In Amsterdam they meet eye-supplier Paul Canterbury (Mike Myers) and bird watcher Henry Norcross (Michael Shannon) who are identified by captions as British and US government spies respectively but have a similar comic purpose to that of Charters and Caldicott, the cricket enthusiasts in Hitchcock’s The Lady Vanishes. The three friends bond for life and Harold and Valerie fall in love. Then Burt breaks up the party when he announces he is returning to Beatrice in NYC. Valerie disappears, and Harold, distraught, returns to America where he gets his law degree.
O. Russell now has to cover the fifteen year gap when, in circumstances that strain credibility (and will be a spoiler of sorts to divulge), Valerie shows up and becomes an integral part of Burt and Harold’s quest to clear their name. In no time she explains away her disappearance to Harold, and they resume their love affair. Neither have married in the fifteen year gap and neither have aged.
As the plot thickens, so does the list of stars (who include Rami Malik and Anna Taylor-Joy). Saving the best for last, Robert De Niro’s man of the hour General Gill Dillenbeck, introduces some much needed tension with his “will he or won’t he” role.
There really was a plot by a cabal of Nazi sympathisers to overthrow President Franklin D. Roosevelt’s government and replace him with a populist ruler.
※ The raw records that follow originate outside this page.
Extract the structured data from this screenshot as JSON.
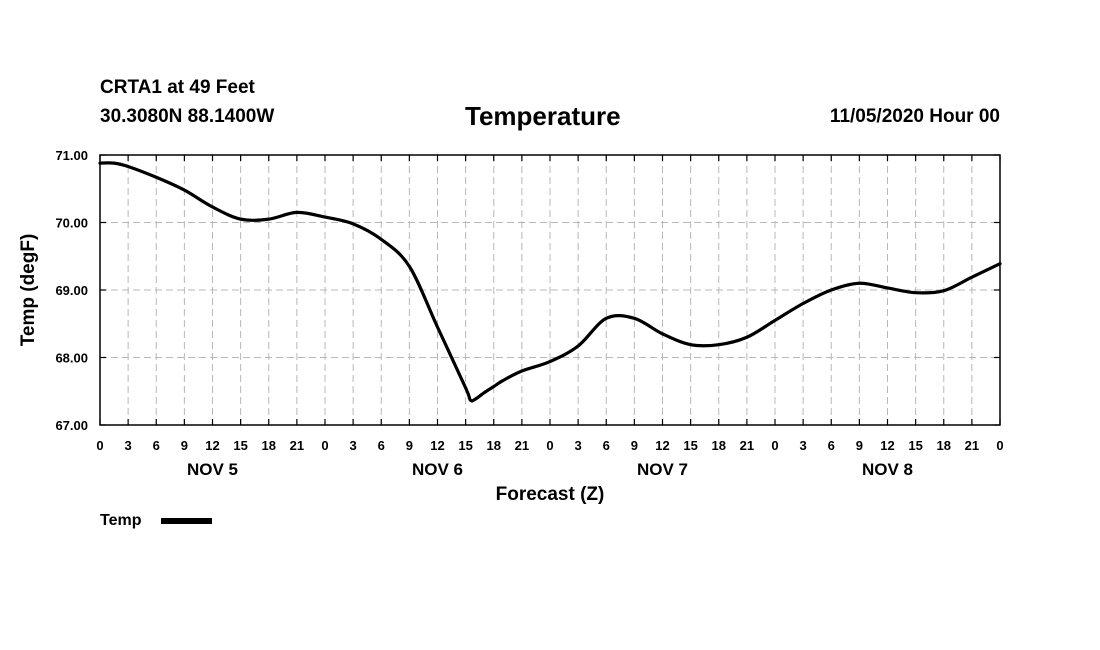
{
  "header": {
    "station": "CRTA1 at 49 Feet",
    "coords": "30.3080N 88.1400W",
    "title": "Temperature",
    "run": "11/05/2020 Hour 00"
  },
  "chart_data": {
    "type": "line",
    "title": "Temperature",
    "xlabel": "Forecast (Z)",
    "ylabel": "Temp (degF)",
    "x_unit": "forecast hour",
    "xlim": [
      0,
      96
    ],
    "ylim": [
      67.0,
      71.0
    ],
    "y_ticks": [
      "67.00",
      "68.00",
      "69.00",
      "70.00",
      "71.00"
    ],
    "x_tick_labels": [
      "0",
      "3",
      "6",
      "9",
      "12",
      "15",
      "18",
      "21",
      "0",
      "3",
      "6",
      "9",
      "12",
      "15",
      "18",
      "21",
      "0",
      "3",
      "6",
      "9",
      "12",
      "15",
      "18",
      "21",
      "0",
      "3",
      "6",
      "9",
      "12",
      "15",
      "18",
      "21",
      "0"
    ],
    "day_labels": [
      {
        "label": "NOV 5",
        "hour": 12
      },
      {
        "label": "NOV 6",
        "hour": 36
      },
      {
        "label": "NOV 7",
        "hour": 60
      },
      {
        "label": "NOV 8",
        "hour": 84
      }
    ],
    "grid": true,
    "legend_position": "bottom-left",
    "series": [
      {
        "name": "Temp",
        "color": "#000000",
        "x": [
          0,
          1.5,
          3,
          6,
          9,
          12,
          15,
          18,
          21,
          24,
          27,
          30,
          33,
          36,
          39,
          39.5,
          40,
          41,
          42,
          43,
          45,
          48,
          51,
          54,
          57,
          60,
          63,
          66,
          69,
          72,
          75,
          78,
          81,
          84,
          87,
          90,
          93,
          96
        ],
        "y": [
          70.88,
          70.88,
          70.83,
          70.67,
          70.48,
          70.23,
          70.05,
          70.05,
          70.15,
          70.08,
          69.98,
          69.75,
          69.35,
          68.45,
          67.55,
          67.37,
          67.38,
          67.48,
          67.57,
          67.66,
          67.8,
          67.94,
          68.17,
          68.58,
          68.58,
          68.35,
          68.19,
          68.19,
          68.3,
          68.55,
          68.8,
          69.0,
          69.1,
          69.03,
          68.96,
          68.99,
          69.19,
          69.39
        ]
      }
    ]
  }
}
This kind of cabal was operating during Trump’s time in office with Steve Bannon and Nigel Farage meeting with right wing leaders across Europe to discredit and destabilise democracies.
De Niro’s character is based on the testimony of a respected marine, General Smedley Butler, who, in 1933, told a congressional committee that a group of wealthy industrialists were planning a military coup to overthrow Roosevelt. Butler had been selected to rally a group of war veterans to back the so-called “‘Business Plot” and become its dictator, similar to the fascist regimes of Hitler and Mussolini.